Ten years ago, Fumiko Chino was the art director at a television production company in Houston, engaged to be married to a young Ph.D. candidate.
Today, she's a radiation oncologist at Duke University, studying the effects of financial strain on cancer patients. And she's a widow.
How she got from there to here is a story about how health care and money are intertwined in ways that doctors and patients don't like to talk about.
But Chino is determined to do so.
"I think of him every day," Chino says of her late husband, Andrew Ladd. "It drives me to do the type of research that I do — that's looking at the financial toxicity of cancer care."
Chino is co-author of a research letter, published Thursday in JAMA Oncology, that shows that some cancer patients, even with insurance, spend about a third of their household income on out-of-pocket health care costs outside of insurance premiums.
It's an issue Chino knows well.
In 2005, before they were married, Chino and Ladd were living together in Houston. She was working in entertainment, and he was on the verge of earning his doctorate in robotics at Rice University. Each had medical insurance – she through her job, he through the school.
Then he started to vomit and lose weight.
He was diagnosed with neuroendocrine carcinoma, an aggressive cancer of endocrine cells that can strike in a variety of places in the body and can be hard to treat.
It was a huge blow for the young couple, still in their 20s, with promising careers ahead of them. Still, they looked to the future and decided to go ahead with their wedding.
But as Ladd's treatment moved forward, a harsh reality hit. His student insurance didn't cover much.
"So paltry," Chino says. "Basically, I like to think of it as sham insurance."
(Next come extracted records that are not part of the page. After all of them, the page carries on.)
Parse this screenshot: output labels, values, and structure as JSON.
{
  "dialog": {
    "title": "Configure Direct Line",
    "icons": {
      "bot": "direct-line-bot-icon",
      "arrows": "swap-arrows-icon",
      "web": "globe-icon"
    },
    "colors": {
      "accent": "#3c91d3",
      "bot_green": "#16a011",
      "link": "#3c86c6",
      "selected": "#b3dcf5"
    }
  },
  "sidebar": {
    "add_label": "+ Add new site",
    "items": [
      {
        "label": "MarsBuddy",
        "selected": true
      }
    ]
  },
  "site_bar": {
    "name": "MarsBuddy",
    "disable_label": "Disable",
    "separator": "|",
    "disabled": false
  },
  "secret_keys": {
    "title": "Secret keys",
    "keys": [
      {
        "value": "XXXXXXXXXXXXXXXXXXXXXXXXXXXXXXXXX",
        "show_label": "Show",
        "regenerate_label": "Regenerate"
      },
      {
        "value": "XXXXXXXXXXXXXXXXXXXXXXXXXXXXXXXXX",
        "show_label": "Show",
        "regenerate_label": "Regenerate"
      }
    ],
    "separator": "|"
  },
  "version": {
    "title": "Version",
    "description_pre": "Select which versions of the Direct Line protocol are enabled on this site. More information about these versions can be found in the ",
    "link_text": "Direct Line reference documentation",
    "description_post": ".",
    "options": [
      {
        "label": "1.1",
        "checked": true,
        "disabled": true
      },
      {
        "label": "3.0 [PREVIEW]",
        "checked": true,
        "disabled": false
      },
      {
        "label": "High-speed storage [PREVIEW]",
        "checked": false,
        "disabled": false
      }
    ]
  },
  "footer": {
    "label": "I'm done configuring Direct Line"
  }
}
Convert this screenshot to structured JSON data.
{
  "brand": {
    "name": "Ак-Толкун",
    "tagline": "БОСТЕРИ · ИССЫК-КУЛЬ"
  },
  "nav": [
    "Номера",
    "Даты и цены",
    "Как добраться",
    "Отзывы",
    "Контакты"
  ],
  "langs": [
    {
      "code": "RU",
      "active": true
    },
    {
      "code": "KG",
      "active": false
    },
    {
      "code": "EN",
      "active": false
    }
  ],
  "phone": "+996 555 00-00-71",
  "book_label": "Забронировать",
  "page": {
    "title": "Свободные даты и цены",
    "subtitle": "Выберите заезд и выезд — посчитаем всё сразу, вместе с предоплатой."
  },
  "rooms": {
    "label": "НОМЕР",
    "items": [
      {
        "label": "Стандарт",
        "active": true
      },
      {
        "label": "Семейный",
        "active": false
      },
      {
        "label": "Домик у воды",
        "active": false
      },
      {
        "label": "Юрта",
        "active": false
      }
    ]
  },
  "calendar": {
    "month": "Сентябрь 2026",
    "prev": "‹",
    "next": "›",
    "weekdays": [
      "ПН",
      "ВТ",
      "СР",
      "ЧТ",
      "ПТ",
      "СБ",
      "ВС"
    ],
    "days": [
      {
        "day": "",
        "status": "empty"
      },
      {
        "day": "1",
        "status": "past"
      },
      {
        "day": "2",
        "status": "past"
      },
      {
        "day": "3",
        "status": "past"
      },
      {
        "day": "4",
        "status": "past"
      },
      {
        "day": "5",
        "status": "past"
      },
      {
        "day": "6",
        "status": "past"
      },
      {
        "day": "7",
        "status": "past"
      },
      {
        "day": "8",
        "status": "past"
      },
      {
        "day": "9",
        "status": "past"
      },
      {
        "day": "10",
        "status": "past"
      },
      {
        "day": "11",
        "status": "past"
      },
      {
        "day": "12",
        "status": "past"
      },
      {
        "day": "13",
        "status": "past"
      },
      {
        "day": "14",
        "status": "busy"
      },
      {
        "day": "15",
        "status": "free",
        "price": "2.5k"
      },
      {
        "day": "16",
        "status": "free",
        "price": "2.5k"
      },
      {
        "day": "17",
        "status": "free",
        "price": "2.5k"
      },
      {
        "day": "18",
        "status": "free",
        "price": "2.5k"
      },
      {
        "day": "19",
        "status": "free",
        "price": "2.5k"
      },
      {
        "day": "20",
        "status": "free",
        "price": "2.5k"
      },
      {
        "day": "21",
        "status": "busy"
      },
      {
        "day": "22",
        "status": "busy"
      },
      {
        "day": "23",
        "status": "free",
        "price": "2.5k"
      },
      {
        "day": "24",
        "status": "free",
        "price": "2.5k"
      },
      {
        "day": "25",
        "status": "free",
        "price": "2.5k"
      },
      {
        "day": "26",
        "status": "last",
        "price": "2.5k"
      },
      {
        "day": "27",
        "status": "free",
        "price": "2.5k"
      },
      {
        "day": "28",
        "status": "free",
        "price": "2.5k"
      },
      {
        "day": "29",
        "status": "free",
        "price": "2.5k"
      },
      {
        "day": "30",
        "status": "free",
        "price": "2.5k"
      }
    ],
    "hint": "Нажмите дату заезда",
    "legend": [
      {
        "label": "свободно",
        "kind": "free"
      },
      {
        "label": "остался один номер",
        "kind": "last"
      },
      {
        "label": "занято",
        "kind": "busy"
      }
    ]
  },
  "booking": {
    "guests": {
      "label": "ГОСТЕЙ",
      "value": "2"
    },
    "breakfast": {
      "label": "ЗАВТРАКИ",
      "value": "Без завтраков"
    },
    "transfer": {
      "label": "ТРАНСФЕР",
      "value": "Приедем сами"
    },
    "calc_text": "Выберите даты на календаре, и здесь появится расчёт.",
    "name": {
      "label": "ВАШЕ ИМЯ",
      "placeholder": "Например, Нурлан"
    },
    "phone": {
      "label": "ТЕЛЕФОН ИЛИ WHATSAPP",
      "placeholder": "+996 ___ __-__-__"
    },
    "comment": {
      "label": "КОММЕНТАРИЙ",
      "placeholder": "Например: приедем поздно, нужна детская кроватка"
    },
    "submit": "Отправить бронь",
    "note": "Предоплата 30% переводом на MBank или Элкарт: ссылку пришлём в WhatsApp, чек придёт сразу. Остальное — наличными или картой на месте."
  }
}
In less than a month, they reached his $5,000 prescription drug limit and began paying $300 out of pocket for his anti-nausea medications and blood thinners.
Ladd was getting sicker but trying to keep up with his work. Chino emptied her retirement savings and quit her job to care for him.
"Ultimately, I had to take care of him. He was getting weaker and weaker," she says. "It was an overwhelming strain on us as a young couple. This is not what we thought our lives would be."
Soon, his medical costs surpassed his insurance policy's $500,000 lifetime limit. But the bills kept coming.
"The stress and overwhelming crushing defeat of these bills that would come in every week — it had an effect on our quality of life," Chino says.
They moved in with her parents, borrowed money and even considered moving to Canada to get care.
"At a certain point, we realized it was unsustainable," she says. "We knew it was coming. The cancer facility where he was getting his primary treatment was going to turn off the spigot."
Despite his illness, Ladd landed a job as a professor at the University of Michigan. It came with health insurance, and he continued treatment there.
But he never moved into his office. Three months into his time at Michigan, he died.
Chino was left with an ocean of debt. She estimates it's in the hundreds of thousands of dollars.
That's when she found a new mission in life. She enrolled in Duke's medical school and teamed up with Dr. Yousuf Zafar, who has made a specialty out of studying and writing about "financial toxicity," which he describes as the toxic effects of financial strain from health care costs. He's lead author on the JAMA Oncology study that Chino worked on.
Chino and Ladd's story unfolded before the Affordable Care Act was passed, when health insurance markets were far less regulated. Today, policies can't carry annual and lifetime benefit limits.
But that doesn't mean people don't face financial hardship because of medical costs. Even as insurance coverage has expanded, deductibles and copays on many policies have risen, leaving patients to shoulder more of the financial burden for their health care.
The JAMA Oncology study shows that on average, cancer patients spend about 11 percent of their income on out-of-pocket health care costs, not including insurance premiums. But as their costs rise, patients become less likely to want to pay their bills.
"Patients are frustrated," Zafar says. "They believe they've got insurance. They believe they paid for insurance and that insurance should fully cover their cancer care."
He says doctors need to talk with patients about the costs of their treatment as well as the side effects and prognosis.
"We need to do a better job explaining to our patients how much benefit they can get from treatment," he says. "But also how much harm they can face, whether that harm is physical toxicity or financial toxicity."
Some patients don't talk with their doctors about costs, the study shows, because they fear they will get substandard care.
Chino says she wishes she and her husband had had those conversations.
"It was not part of my husband's care, and it could have changed things," she says.
Ten years after Ladd's death, Chino is still dealing with the aftereffects.
"I still owe the debt," she says. "I stopped answering phone calls from debt collectors."